Strip malls are going up in every neighborhood, but enclosed malls have what amounts to a niche. If you believe in the value of this niche and you want to invest in a mall, Green Acres is the only public company I know that's devoted exclusively to running one.

The bugaboo of any mall owner is vacancies. That was the first thing I checked when I read the annual report. Malls in general had a 4 percent average vacancy rate at the time; Green Acres' was lower. A true insider (that is, a resident of Nassau County who shops at Green Acres) has the advantage of checking for vacancies every week, but I was satisfied that vacancies were no problem.

Moreover, a Waldbaum's supermarket and a Pergament Home Center were moving into the mall, and both of these together were certain to increase the revenues from rent. One third of the stores
in the mall were subject to large rent increases in 1992–93. This augured well for the future earnings.

The worrisome elements were a highly leveraged balance sheet (the company must pay back all its debts in 1997), a high p/e ratio, and the vulnerability of any mall to a recession. These were overridden, in the short term at least, by the excellent dividend and the fact that the stock price already was depressed. A high p/e ratio is a common characteristic of master limited partnerships.

When I got around to making my 1992 selections, Green Acres stock was $11. When you added in the yield, the total return for 1991 exceeded 20 percent. This was a nice gain, but in rechecking the story I found more cause for concern. A lousy holiday season for retailers had depressed the rents, which are based in part on a percentage of sales. If a store does poorly, the mall gets less.

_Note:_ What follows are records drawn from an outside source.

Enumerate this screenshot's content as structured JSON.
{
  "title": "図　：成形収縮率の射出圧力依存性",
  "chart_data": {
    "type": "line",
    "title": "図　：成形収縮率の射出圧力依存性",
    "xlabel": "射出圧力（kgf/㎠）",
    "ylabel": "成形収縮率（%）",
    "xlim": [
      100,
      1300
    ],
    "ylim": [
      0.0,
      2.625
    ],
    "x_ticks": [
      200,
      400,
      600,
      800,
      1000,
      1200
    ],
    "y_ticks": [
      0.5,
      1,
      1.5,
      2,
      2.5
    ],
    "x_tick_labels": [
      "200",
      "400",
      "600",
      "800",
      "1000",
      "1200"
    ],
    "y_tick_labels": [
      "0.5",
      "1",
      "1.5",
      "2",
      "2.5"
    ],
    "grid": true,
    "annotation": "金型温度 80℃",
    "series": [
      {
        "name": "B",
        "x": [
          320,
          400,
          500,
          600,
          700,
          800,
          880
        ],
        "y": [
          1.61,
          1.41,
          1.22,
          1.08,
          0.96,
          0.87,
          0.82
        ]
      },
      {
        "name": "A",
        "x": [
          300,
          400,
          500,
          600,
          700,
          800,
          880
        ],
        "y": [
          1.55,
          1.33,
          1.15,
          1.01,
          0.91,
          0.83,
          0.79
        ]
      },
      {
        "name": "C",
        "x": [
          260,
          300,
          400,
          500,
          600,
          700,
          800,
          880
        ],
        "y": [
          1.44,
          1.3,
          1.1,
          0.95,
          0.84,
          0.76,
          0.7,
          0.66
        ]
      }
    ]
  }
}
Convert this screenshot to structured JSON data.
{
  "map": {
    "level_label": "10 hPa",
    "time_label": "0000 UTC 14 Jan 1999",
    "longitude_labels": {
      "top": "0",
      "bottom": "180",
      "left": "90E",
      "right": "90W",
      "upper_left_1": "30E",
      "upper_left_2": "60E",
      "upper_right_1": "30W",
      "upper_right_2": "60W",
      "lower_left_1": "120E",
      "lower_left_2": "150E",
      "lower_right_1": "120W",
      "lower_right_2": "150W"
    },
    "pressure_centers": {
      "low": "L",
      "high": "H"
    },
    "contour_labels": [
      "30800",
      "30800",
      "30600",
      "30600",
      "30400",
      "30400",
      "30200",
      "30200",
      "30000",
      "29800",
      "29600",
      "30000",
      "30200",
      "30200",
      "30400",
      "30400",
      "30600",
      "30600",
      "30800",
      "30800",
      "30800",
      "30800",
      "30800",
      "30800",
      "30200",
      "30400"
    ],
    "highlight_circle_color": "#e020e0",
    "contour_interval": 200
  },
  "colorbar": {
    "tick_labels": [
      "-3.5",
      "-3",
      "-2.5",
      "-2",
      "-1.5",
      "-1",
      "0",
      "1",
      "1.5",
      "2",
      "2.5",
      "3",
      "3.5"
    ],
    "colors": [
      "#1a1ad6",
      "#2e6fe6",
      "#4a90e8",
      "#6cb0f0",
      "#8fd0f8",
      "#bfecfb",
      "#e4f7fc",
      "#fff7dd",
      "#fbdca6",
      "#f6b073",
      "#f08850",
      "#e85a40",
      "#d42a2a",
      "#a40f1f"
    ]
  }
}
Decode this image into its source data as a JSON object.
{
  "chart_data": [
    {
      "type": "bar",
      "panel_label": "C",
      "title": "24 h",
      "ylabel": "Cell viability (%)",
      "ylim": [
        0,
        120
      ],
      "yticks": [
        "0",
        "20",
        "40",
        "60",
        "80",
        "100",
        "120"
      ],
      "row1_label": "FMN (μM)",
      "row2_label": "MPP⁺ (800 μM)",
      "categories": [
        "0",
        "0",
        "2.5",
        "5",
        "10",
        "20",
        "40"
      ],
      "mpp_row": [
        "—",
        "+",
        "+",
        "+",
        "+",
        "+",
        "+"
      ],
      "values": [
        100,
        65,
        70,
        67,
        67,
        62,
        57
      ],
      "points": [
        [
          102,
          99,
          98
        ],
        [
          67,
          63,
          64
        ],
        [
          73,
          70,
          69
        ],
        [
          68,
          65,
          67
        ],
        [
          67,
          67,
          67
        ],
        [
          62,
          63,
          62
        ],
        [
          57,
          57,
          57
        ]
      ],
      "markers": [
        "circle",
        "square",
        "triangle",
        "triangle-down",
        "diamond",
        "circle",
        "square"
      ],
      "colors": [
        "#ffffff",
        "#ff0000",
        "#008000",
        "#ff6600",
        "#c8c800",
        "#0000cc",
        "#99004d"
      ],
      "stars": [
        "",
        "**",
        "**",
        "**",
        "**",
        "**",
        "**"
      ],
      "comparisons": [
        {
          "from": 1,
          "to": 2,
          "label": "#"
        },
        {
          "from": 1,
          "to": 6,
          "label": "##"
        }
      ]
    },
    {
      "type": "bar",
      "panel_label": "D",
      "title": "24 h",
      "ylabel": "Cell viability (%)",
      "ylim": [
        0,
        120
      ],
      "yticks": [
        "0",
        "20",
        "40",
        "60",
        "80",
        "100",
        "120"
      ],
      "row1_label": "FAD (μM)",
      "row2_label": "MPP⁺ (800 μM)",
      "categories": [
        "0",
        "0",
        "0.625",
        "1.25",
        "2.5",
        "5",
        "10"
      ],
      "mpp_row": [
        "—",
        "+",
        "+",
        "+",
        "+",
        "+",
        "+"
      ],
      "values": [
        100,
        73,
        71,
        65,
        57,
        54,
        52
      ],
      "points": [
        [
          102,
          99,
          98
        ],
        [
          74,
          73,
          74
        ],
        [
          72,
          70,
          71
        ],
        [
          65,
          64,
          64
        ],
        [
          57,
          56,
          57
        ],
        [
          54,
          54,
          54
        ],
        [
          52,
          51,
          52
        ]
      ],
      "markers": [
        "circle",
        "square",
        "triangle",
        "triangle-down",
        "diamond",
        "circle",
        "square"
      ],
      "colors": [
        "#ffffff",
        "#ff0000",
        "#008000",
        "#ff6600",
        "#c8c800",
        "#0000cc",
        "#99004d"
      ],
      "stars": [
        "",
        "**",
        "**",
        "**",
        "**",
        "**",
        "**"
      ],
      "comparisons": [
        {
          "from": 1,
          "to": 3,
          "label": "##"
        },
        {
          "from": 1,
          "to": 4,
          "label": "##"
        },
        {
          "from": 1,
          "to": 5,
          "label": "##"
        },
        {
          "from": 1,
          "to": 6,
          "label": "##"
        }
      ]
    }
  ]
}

Presumably, all malls and all retailers were facing the same predicament, so it wasn't as if Green Acres was doing any worse than the rest. I find general gloom in an industry far less bothersome than if a specific company struggles while its competitors thrive. Nonetheless, in a telling paragraph in its third-quarter report for 1991, Green Acres admitted it might forgo a penny a year increase in its dividends.

This apparently innocuous action was an attention-getter, as I mentioned in
Chapter 2
. If a company has raised its dividend 13 quarters in a row, as Green Acres had, it has powerful built-in incentive to continue the string. To break it for the sake of a penny, or a grand total of $100,000, I suspected was symptomatic of deeper troubles.

Another factor in my decision not to recommend Green Acres a second time was the terrific news on the horizon. The company had announced it was negotiating with two large potential tenants, Sears and J. C. Penney, to lease space in the expansion of the second floor of the mall. This wasn't the same as a signature on a contract. If the company had announced a signed agreement with Sears and J. C. Penney, I would have bought as many shares as I could get my hands on. A potential agreement was too iffy.